P1.1: If the number you choose turns out to be 1, the other is 2, which is truthfully larger than 1.

P1.2: If the number you choose turns out not to be 1, but instead is X, the expectation is 3/5*X/2 + 2/5*2X = 11X/10. The other number is expected to be larger anyway!.

P1.conclusion: CE[f(2)]>f(1) for all possible values of f(1), where CE denotes conditional expectation.

P2: The chance of f(1) being infinite is limit (2/3)^n as n --> infinity = 0. Therefore f(1) is finite, and CE[f(2)] is finite as well. Therefore the previous argument regarding infinities does not hold.

  Final resolution (for this post): (highlight for spoilers below)

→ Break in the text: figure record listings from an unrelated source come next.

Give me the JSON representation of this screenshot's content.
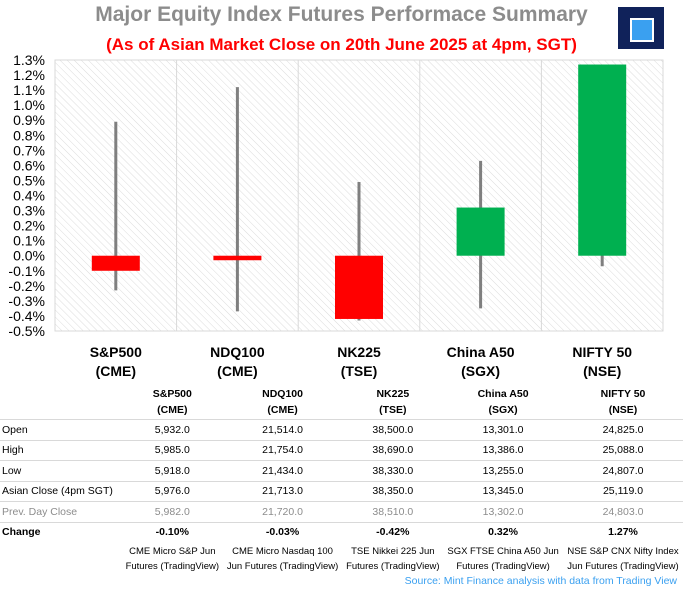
{
  "title": "Major Equity Index Futures Performace Summary",
  "subtitle": "(As of Asian Market Close on 20th June 2025 at 4pm, SGT)",
  "footer": "Source: Mint Finance analysis with data from Trading View",
  "colors": {
    "up": "#00b050",
    "down": "#ff0000",
    "wick": "#7f7f7f",
    "title": "#8c8c8c",
    "accent": "#3aa0f0"
  },
  "chart_data": {
    "type": "bar",
    "subtype": "candlestick",
    "ylim": [
      -0.5,
      1.3
    ],
    "yticks": [
      "1.3%",
      "1.2%",
      "1.1%",
      "1.0%",
      "0.9%",
      "0.8%",
      "0.7%",
      "0.6%",
      "0.5%",
      "0.4%",
      "0.3%",
      "0.2%",
      "0.1%",
      "0.0%",
      "-0.1%",
      "-0.2%",
      "-0.3%",
      "-0.4%",
      "-0.5%"
    ],
    "categories": [
      "S&P500",
      "NDQ100",
      "NK225",
      "China A50",
      "NIFTY 50"
    ],
    "category_sub": [
      "(CME)",
      "(CME)",
      "(TSE)",
      "(SGX)",
      "(NSE)"
    ],
    "open_pct": [
      0,
      0,
      0,
      0,
      0
    ],
    "close_pct": [
      -0.1,
      -0.03,
      -0.42,
      0.32,
      1.27
    ],
    "high_pct": [
      0.89,
      1.12,
      0.49,
      0.63,
      1.27
    ],
    "low_pct": [
      -0.23,
      -0.37,
      -0.43,
      -0.35,
      -0.07
    ],
    "grid": true,
    "legend": "none"
  },
  "table": {
    "header": [
      {
        "l1": "S&P500",
        "l2": "(CME)"
      },
      {
        "l1": "NDQ100",
        "l2": "(CME)"
      },
      {
        "l1": "NK225",
        "l2": "(TSE)"
      },
      {
        "l1": "China A50",
        "l2": "(SGX)"
      },
      {
        "l1": "NIFTY 50",
        "l2": "(NSE)"
      }
    ],
    "rows": [
      {
        "label": "Open",
        "values": [
          "5,932.0",
          "21,514.0",
          "38,500.0",
          "13,301.0",
          "24,825.0"
        ]
      },
      {
        "label": "High",
        "values": [
          "5,985.0",
          "21,754.0",
          "38,690.0",
          "13,386.0",
          "25,088.0"
        ]
      },
      {
        "label": "Low",
        "values": [
          "5,918.0",
          "21,434.0",
          "38,330.0",
          "13,255.0",
          "24,807.0"
        ]
      },
      {
        "label": "Asian Close (4pm SGT)",
        "values": [
          "5,976.0",
          "21,713.0",
          "38,350.0",
          "13,345.0",
          "25,119.0"
        ]
      },
      {
        "label": "Prev. Day Close",
        "values": [
          "5,982.0",
          "21,720.0",
          "38,510.0",
          "13,302.0",
          "24,803.0"
        ]
      }
    ],
    "change": {
      "label": "Change",
      "values": [
        "-0.10%",
        "-0.03%",
        "-0.42%",
        "0.32%",
        "1.27%"
      ]
    },
    "sources": [
      {
        "l1": "CME Micro S&P Jun",
        "l2": "Futures (TradingView)"
      },
      {
        "l1": "CME Micro Nasdaq 100",
        "l2": "Jun Futures (TradingView)"
      },
      {
        "l1": "TSE Nikkei 225 Jun",
        "l2": "Futures (TradingView)"
      },
      {
        "l1": "SGX FTSE China A50 Jun",
        "l2": "Futures (TradingView)"
      },
      {
        "l1": "NSE S&P CNX Nifty Index",
        "l2": "Jun Futures (TradingView)"
      }
    ]
  }
}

  The number of real numbers between 0 and 1 is a humongously huge infinity, infinitely (lol) greater than the number of positive integers. If we were to pick a random number from 0 to 1, therefore, the probability that it is any particular number is in fact 0. But this does not mean that it is impossible, i.e. P(A)=0 does not mean A is impossible, since the number randomly generated from the first try between 0 and 1 will have occurred, despite having 0 probability of occurring.